Drugs for Parkinson's disease.
Parkinson's disease is a slowly progressive neurogenerative movement disorder charterterized by the loss of dopamine-producing cells in the substantia nigra portion of the basal ganglia of the brain. The neurotransmitter dopamine carries messages to the brain to control movement; its loss causes the symptoms of PD. Although the loss of neuronal cells in the substantia nigra can account for the progressive features of PD, studies suggest PD also includes "extensive involvement in many neuronal systems outside of the dopaminergic nigrostriatal" systems (Schapira, Agid et al., 2009, p. 1092). It now is being considered a multisystem disease even though the exact pathology for the non-motor symptoms of PD is not well understood.
Symptoms of PD
Parkinson's disease is characterized by both motor and non-motor symptoms. Primary motor symptoms will affect the majority of patients with PD; they include a resting tremor, bradykinesia, rigidity, and postural instability. About 70% of patients will develop resting tremors, which are an early sign of the disease process (PDE 2010b). Secondary motor symptoms also are considered hallmarks of PD, but they may not affect all patients. They include stooped posture, dystonia, fatigue, impaired fine motor movement, drooling, muscle cramping, poverty of movement, sexual dysfunction, micrographia, loss of facial expression (mask-like facial expression), akathisia, and speech problems. Patients with PD also may demonstrate non-motor symptoms as secondary symptoms of the disease. Non-motor symptoms include memory problems or complaints of slower thinking, fear, anxiety, pain, confusion, dementia, sleep problems, constipation, skin problems, depression, loss of energy and/or fatigue, and urinary difficulties. In addition, they may demonstrate compulsive behaviors, which are described as excessive gambling, sexual activity, eating and shopping, abuse of medication, and repetitive activities (PDF, 2010b).
Pharmacologic Treatment for PD
The goal of pharmacologic treatment in PD is management of disease symptoms. Medications may be adjusted or changed as symptoms progress or as response to medication changes for the individual patient. The majority of drugs are used to control the motor symptoms of PD, as treatment efforts for the non-motor symptoms of PD currently is lacking or patients demonstrate poor response to attempted therapies (Chan, Cordato, & O'Rourke, 2008).

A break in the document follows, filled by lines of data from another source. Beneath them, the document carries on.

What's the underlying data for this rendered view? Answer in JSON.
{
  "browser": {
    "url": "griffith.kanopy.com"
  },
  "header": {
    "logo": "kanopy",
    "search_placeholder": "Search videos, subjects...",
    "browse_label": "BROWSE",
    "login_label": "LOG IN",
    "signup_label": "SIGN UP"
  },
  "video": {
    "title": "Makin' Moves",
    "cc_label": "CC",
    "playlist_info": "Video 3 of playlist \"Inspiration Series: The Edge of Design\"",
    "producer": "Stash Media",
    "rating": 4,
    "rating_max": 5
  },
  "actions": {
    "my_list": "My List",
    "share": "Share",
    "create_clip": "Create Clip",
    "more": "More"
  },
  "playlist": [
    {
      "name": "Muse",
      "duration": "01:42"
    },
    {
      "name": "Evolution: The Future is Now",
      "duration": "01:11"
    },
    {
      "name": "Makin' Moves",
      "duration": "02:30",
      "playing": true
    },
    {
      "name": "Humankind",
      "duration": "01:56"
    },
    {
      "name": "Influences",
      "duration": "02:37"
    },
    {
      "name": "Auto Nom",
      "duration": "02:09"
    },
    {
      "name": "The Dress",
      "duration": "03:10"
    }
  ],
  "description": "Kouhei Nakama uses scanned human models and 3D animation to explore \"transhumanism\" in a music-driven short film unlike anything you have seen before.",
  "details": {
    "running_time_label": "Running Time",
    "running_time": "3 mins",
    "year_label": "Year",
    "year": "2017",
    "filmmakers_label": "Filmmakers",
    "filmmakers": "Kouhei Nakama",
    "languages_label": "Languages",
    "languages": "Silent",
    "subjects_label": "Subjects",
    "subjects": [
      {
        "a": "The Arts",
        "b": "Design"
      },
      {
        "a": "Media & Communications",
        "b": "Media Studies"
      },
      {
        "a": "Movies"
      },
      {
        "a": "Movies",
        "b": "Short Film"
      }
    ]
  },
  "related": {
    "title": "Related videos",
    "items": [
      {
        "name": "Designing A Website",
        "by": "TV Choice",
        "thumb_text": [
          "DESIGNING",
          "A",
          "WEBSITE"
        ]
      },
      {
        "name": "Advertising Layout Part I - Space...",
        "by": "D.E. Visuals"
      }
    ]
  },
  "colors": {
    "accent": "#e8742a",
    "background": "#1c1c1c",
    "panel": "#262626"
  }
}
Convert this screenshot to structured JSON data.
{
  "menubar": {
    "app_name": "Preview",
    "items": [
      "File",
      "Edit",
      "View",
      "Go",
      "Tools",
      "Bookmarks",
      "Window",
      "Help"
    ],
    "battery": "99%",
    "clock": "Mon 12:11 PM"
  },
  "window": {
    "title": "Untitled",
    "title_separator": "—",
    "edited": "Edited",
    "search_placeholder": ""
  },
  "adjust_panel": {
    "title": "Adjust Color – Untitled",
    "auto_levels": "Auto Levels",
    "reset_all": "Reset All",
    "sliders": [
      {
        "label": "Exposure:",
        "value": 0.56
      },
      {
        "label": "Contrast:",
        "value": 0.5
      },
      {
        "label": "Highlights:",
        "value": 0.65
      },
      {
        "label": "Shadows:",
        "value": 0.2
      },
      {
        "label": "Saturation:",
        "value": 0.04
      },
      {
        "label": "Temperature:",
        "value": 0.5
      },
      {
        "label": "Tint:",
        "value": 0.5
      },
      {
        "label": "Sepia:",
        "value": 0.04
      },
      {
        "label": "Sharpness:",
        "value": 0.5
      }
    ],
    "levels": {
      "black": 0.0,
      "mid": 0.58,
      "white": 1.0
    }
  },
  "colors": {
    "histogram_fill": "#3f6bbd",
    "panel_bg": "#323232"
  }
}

Levodopa has been used for over 40 years for treating the symptoms of PD and is still considered gold standard therapy. It replaces the dopamine lost as part of the disease process (Abbruzzese, 2008).
Levodopa provides relief for the motor symptoms of PD within 1530 minutes of administration. It helps by temporarily restoring striatal dopaminergic neurotransmission by stimulating postsynaptic striatal dopamine receptors (LeWitt, 2008). Carbidopa often is added to the regimen to prevent levodopa from being converted to dopamine in the brain, thus allowing more of the levodopa to reach the brain (PDF, 2010c). New research also suggests early dopamine replacement can have long-term benefit with the motor symptoms of PD (Schapira, Emre, Jenner, & Poewe, 2009). Carbidopalevodopa is marketed under four brand names in the United States: Sinemet [R], Sinemet CR [R] (Sinemet controlled release), Parcopa [R] (an orally disintegrating tablet), and Stalevo [R] (a combination product of carbidopa-levodopa and entacapone) (PDE 2010c).
Although levodopa is considered the primary treatment for patients with PD, it is not without adverse effects and other concerns. For example, the clinical benefits of levodopa start to decline after the first year of use; acknowledged decline is about 10% per year of use (Abbruzzese, 2008). Levodopa's steady response for motor symptoms lasts only about 5-7 years before the patient begins to experience poor response to treatment (Chan et al., 2008). The symptoms of this wearing off (called off hours) can be demonstrated in motor fluctuations, dyskinesias, and hyperkinesias. As the disease progresses, the duration response to the drug is shortened; the drug does not last as long and may require more frequent dosing (Abbruzzese, 2008). Common adverse effects of drug therapy include postural hypotension, nausea, and vomiting. Vivid dreams, nightmares, and hallucinations are usually dose-related and more common in patients with cognitive disorders. A rare side effect is cardiac rhythm disturbance; patients with a history of myocardial infarction must be monitored carefully while taking the drug. Previously mentioned compulsive behavior and medication abuse can be related both to pathology and drug therapy. These are seen less frequently with levodopa than other PD drug therapies (Abbruzzese, 2008).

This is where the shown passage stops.